Ottoman-Turkish folk poet (1785–1868)

Dadaloğlu (Veli) (1785 ?–1868 ?) was a Turkish Ottoman, a folk poet-singer, known as ozan (bard).

==Background==
Two distinct literatures existed in the Ottoman Empire. Literature of the palace, so called divan literature used Ottoman Turkish, a language which extensively borrowed words and phrases from Persian and Arabic. This language was not used in daily speech and was not intelligible for most of the population. Conversely, the folklore literature used everyday language which was Turkish with a minimum number of words borrowed from other languages. The best known examples of folklore literature were poems named koşma. A special type of koşma was varsağı which can be described as epic koşma.

==Biography==
Dadaloğlu lived in the mountainous areas of south Anatolia (Nur Mountains and possibly Toros Mountains). His name was Veli. Dadaloğlu was his mahlas (pseudonym). He was a member of a nomadic Turkmen tribe named Afshar tribe. Ottoman government in the first half of the nineteenth century decided to settle down the nomadic tribes to end the tension between the nomadic tribes and the settled people. They were given agricultural land. But most of the tribe members preferred traditional nomadic life style and struggled against the Ottoman high commander. Dadaloğlu was also in the struggle and in his varsağı poems, he reflected the feelings and the reactions of his people. In his verse,

Ferman padişahın, Dağlar bizimdir...
 Decree is Sultan's, mountains are ours...

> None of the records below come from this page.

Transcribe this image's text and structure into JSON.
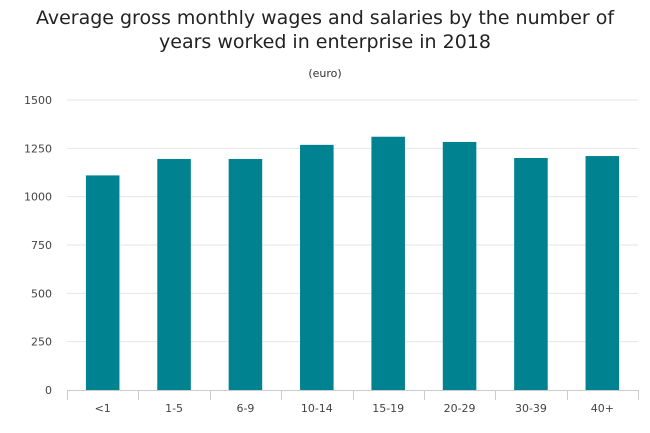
{
  "chart_data": {
    "type": "bar",
    "title_line1": "Average gross monthly wages and salaries by the number of",
    "title_line2": "years worked in enterprise in 2018",
    "subtitle": "(euro)",
    "categories": [
      "<1",
      "1-5",
      "6-9",
      "10-14",
      "15-19",
      "20-29",
      "30-39",
      "40+"
    ],
    "values": [
      1110,
      1195,
      1195,
      1268,
      1310,
      1283,
      1200,
      1210
    ],
    "ylim": [
      0,
      1500
    ],
    "yticks": [
      0,
      250,
      500,
      750,
      1000,
      1250,
      1500
    ],
    "ytick_labels": [
      "0",
      "250",
      "500",
      "750",
      "1000",
      "1250",
      "1500"
    ],
    "grid": true,
    "bar_color": "#008291",
    "grid_color": "#e6e6e6",
    "axis_color": "#cccccc"
  }
}
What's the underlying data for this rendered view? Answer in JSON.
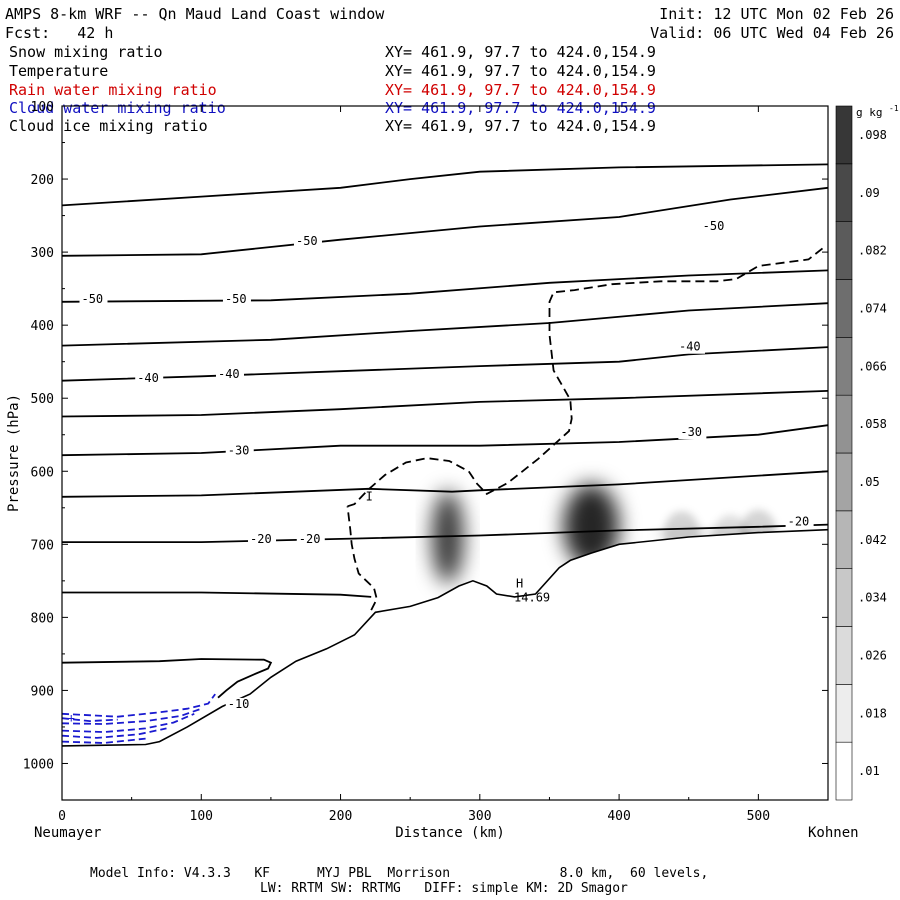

After a period of struggle, finally Ottoman government persuaded most of the tribes to adopt a sedentary life. The new home was in Central Anatolia. Dadaloğlu died in the village of Ziyaret Tepe in Kaman district of Kirsehir Province.

==Style==
Although he is known as a varsağı poet, he also produced koşmas in other types. He usually used 8 or 11 syllabic meter. As it is true with other folk poets he used his pseudonym in the last verse.